I took a little break from here to throw an awesome PAR-TAY!!! It was A LOT of fun! Had about 45 people in and out all day. The weather wasn't the best but good enough for all the kids to be outside all day! (They had a blast as well!)
Only 2 people even asked me where H was (He told me the day before he assumed I realized that he wouldn't be coming...I told him I didn't assume anything, but that was he decision.) My answer to the Q was, "He isn't going to be here today."
When I didn't follow that up w more detail both people who asked just let it go. And, that was about it for conversation concerning H all day/night long!
A few different men stepped up and asked if I wanted help with grill duty which I gladly accepted (so I could socialize, of course).
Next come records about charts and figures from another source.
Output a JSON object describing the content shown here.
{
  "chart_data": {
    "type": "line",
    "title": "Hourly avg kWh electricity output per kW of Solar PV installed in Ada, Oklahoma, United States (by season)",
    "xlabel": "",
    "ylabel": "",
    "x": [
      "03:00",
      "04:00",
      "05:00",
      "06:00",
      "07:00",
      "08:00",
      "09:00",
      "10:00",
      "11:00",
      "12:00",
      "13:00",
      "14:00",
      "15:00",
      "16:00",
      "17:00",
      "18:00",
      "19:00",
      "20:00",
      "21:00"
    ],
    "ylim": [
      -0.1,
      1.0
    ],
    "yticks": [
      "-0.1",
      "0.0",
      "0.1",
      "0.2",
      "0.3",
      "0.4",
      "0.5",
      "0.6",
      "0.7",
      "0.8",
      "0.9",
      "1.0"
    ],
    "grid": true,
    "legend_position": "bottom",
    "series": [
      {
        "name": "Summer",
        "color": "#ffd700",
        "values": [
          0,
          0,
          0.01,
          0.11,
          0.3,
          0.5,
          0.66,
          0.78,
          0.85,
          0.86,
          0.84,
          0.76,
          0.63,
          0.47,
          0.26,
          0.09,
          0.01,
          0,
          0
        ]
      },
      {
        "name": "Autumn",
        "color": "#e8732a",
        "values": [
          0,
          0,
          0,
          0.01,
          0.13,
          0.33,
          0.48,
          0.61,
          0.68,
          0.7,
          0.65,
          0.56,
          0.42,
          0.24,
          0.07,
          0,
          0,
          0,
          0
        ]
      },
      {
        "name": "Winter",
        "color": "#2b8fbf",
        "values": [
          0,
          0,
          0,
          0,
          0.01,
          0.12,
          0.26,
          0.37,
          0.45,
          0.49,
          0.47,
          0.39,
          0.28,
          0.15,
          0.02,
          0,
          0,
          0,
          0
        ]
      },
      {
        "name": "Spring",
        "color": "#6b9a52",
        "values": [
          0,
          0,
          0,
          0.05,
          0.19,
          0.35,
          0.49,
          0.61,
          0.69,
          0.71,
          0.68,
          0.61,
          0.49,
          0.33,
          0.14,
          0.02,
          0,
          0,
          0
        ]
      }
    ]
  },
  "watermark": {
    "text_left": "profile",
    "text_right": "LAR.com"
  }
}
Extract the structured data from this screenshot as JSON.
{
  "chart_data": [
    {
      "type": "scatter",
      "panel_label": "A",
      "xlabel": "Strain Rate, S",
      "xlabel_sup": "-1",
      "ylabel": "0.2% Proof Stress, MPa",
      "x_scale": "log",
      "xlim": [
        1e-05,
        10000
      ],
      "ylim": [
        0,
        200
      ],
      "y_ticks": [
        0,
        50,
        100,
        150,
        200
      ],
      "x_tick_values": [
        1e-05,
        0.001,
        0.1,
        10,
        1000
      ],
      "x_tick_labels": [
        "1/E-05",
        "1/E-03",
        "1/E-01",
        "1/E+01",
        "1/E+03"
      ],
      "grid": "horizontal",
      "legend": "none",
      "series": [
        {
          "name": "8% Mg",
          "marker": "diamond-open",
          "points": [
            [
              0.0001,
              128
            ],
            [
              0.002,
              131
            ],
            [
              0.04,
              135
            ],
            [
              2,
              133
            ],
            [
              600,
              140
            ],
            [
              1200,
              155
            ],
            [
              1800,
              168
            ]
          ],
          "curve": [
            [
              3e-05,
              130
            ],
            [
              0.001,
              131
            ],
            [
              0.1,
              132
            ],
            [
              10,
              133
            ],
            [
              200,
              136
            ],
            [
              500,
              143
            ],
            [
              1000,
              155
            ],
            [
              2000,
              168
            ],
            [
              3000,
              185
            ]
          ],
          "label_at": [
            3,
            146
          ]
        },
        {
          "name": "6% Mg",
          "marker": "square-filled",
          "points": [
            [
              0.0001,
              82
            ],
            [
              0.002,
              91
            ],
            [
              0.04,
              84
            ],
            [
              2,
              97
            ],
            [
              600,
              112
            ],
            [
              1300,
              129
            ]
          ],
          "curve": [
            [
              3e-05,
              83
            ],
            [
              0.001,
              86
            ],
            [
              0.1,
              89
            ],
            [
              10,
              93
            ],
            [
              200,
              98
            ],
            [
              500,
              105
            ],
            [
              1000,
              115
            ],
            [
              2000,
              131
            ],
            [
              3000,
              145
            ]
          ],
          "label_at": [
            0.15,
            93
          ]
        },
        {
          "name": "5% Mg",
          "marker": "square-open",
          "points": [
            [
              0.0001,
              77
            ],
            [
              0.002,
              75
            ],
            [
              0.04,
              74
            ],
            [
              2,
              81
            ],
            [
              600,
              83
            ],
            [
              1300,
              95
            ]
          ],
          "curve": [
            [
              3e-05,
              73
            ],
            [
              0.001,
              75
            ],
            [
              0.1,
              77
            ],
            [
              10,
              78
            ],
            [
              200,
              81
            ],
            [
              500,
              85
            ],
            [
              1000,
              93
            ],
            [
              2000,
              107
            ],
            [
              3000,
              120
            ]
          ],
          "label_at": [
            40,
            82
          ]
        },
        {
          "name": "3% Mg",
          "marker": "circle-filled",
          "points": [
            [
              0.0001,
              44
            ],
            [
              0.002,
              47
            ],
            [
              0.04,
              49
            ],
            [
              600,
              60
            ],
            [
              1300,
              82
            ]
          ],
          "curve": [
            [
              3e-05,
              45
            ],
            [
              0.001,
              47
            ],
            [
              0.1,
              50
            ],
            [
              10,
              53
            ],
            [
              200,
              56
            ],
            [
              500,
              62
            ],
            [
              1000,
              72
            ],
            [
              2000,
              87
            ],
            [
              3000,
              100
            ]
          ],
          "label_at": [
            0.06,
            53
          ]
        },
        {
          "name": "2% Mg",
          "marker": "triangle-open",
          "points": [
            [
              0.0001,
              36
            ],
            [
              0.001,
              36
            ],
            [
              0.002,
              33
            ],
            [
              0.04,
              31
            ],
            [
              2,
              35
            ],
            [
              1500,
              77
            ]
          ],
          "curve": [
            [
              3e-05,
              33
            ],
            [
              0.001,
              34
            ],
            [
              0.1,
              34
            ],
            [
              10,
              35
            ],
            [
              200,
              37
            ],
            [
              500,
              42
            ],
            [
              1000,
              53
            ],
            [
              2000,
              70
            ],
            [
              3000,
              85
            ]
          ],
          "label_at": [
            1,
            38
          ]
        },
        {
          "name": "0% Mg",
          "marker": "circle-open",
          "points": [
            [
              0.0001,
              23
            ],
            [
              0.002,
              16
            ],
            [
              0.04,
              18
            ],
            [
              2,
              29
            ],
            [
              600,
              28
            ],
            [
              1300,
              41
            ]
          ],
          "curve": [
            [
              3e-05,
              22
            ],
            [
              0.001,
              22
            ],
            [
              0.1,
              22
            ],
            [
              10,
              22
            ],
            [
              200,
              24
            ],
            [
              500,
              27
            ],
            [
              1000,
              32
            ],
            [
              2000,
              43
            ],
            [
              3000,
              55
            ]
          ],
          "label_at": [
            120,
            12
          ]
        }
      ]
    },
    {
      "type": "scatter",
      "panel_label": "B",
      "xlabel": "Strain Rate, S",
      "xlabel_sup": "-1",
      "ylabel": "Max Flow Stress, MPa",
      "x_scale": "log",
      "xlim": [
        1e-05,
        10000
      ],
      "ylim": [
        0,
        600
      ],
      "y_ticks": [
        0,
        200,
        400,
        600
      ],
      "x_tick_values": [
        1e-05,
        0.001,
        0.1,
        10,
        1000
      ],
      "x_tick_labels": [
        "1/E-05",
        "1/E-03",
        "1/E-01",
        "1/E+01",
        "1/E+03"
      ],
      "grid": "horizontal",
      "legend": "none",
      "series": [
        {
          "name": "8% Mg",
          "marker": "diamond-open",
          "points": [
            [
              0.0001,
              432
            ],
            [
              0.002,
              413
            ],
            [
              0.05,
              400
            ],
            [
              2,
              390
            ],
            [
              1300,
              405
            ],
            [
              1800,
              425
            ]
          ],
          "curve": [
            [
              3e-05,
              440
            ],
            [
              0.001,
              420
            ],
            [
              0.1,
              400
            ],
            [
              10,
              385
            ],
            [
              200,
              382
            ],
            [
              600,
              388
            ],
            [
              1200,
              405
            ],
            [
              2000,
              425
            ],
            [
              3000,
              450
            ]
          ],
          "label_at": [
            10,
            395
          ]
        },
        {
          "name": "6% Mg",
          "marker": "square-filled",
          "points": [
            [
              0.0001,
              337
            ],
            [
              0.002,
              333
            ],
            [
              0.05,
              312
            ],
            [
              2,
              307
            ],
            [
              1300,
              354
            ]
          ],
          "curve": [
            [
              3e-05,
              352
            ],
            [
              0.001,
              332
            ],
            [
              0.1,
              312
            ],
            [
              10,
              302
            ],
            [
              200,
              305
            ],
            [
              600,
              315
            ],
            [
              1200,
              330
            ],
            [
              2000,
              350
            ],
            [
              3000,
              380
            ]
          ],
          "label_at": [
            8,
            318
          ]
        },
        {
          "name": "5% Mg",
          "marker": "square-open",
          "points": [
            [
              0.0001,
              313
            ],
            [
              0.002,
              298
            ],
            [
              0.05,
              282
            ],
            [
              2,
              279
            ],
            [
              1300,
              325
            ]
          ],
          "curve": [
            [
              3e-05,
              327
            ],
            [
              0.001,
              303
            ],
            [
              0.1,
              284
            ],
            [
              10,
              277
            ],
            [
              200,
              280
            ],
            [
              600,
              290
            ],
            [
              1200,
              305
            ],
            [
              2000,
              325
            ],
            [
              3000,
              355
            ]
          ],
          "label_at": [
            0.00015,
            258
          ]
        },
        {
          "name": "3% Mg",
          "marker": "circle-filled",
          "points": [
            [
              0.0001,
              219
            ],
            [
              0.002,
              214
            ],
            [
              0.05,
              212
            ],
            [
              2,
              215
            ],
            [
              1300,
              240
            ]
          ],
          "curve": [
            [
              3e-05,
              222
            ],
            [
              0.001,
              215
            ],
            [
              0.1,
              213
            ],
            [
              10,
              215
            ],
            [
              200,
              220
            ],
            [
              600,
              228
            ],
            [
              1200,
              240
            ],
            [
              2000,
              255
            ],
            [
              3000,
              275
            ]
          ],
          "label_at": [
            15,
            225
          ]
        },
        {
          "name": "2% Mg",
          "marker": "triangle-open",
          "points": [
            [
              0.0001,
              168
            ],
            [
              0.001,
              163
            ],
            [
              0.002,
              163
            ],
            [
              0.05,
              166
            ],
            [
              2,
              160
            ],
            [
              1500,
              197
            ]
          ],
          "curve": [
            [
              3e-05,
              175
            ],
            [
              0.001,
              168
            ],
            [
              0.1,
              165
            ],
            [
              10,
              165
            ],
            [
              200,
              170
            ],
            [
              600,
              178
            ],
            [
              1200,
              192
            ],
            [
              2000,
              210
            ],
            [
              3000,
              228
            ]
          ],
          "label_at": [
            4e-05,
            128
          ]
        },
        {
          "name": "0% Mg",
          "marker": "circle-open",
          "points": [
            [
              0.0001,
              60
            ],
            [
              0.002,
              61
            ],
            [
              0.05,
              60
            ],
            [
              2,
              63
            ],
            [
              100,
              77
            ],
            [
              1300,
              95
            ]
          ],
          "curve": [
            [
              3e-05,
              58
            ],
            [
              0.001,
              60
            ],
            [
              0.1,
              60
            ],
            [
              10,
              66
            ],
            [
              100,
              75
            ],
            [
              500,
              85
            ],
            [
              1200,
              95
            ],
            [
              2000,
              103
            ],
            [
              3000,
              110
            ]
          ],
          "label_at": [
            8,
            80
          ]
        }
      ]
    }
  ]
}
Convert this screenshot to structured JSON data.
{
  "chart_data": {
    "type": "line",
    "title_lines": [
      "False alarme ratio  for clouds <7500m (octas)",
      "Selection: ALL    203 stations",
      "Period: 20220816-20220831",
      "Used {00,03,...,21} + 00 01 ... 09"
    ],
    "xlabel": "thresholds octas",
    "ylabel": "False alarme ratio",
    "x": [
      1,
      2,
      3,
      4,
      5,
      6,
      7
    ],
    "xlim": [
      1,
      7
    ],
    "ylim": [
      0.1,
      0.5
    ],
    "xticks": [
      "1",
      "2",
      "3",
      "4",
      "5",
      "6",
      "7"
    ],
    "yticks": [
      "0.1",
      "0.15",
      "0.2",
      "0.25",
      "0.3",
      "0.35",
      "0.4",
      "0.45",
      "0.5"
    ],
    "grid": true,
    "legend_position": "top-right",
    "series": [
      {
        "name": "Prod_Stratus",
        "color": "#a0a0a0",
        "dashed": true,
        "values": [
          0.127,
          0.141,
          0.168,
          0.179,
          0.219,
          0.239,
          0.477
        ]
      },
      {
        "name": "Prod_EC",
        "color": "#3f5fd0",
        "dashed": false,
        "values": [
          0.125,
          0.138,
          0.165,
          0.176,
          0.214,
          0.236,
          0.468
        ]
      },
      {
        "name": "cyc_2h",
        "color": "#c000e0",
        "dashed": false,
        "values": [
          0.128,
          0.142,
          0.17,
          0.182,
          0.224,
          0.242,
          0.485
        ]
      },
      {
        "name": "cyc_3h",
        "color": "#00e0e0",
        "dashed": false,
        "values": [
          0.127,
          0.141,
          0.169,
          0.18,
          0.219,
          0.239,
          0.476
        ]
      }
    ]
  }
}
And, I really didn't stress about anything that day.
I did have a little too much to drink, but I just laughed a lot (wow, I didn't cry!) and I was far more talkative and animated than usual, I think (at least that is what a friend told me the next day).
My next door neighbor (D dad of a 3 yr boy) showed up & I dare say I actually flirted w him a bit! He texted me the night before that he wouldn't be able to come, so I texted him back that I'm sure I'd see him out and about this summer then signed the email - my name & boys. Well, then he showed up.
It felt, well, strange to be flirting w another guy (very innocent). Plus, this guy is WAY younger than me (but very cute). I guess it gave me some self-confidence that I will be okay and that yes, I can still show a flirty side & that someone else will reciprocate!
Anyway, the next morning H showed up early and started helping to clean up but hurt his back (doing virtually nothing), so he was lying flat out on the couch telling me over and over that he wanted to help me clean up.
He said he was in a very bad place and this whole party thing stressed me out. He wanted to know who came and what I told them about him not being there. While I know I didn't owe him any explanation I decided to be open w him, as I felt like I handled the few questions about him well.
He just doesn't get that this party wasn't AT ALL about him! It was about ME MOVING ON!
After about 15 minutes and him saying over and over that he just couldn't hang out here all day he left. I asked him if he wanted to see the boys and he said "no" he just needed to be alone and "think about things."
I did call him later in the day to check on him and he said he was "laying out in the sun reading a book his C recommended." I was shocked a bit. In all the years I've known H he has probably only read ONE other book!
Also, he has been seeing C more lately.
Not sure what's going on but he definitely doesn't seem HAPPY. Imagine that--he's on his own, w OW on the side (maybe????) and he's still not happy. Hmmmmmmmmmmmm, maybe it wasn't all me!
Anyway I tried not to get caught up in his depression after the high I had from my party.
Any thoughts about H's lack of happiness and his stress over this party I had???
M- 18 T-21 S-14,11 & 10 BD 6-18-2012 (OW-EA) H moved out 11-3-2012 10-5-13 Me- I want a divorce. I want to move on w my life. 11-25-13 Jointly filed.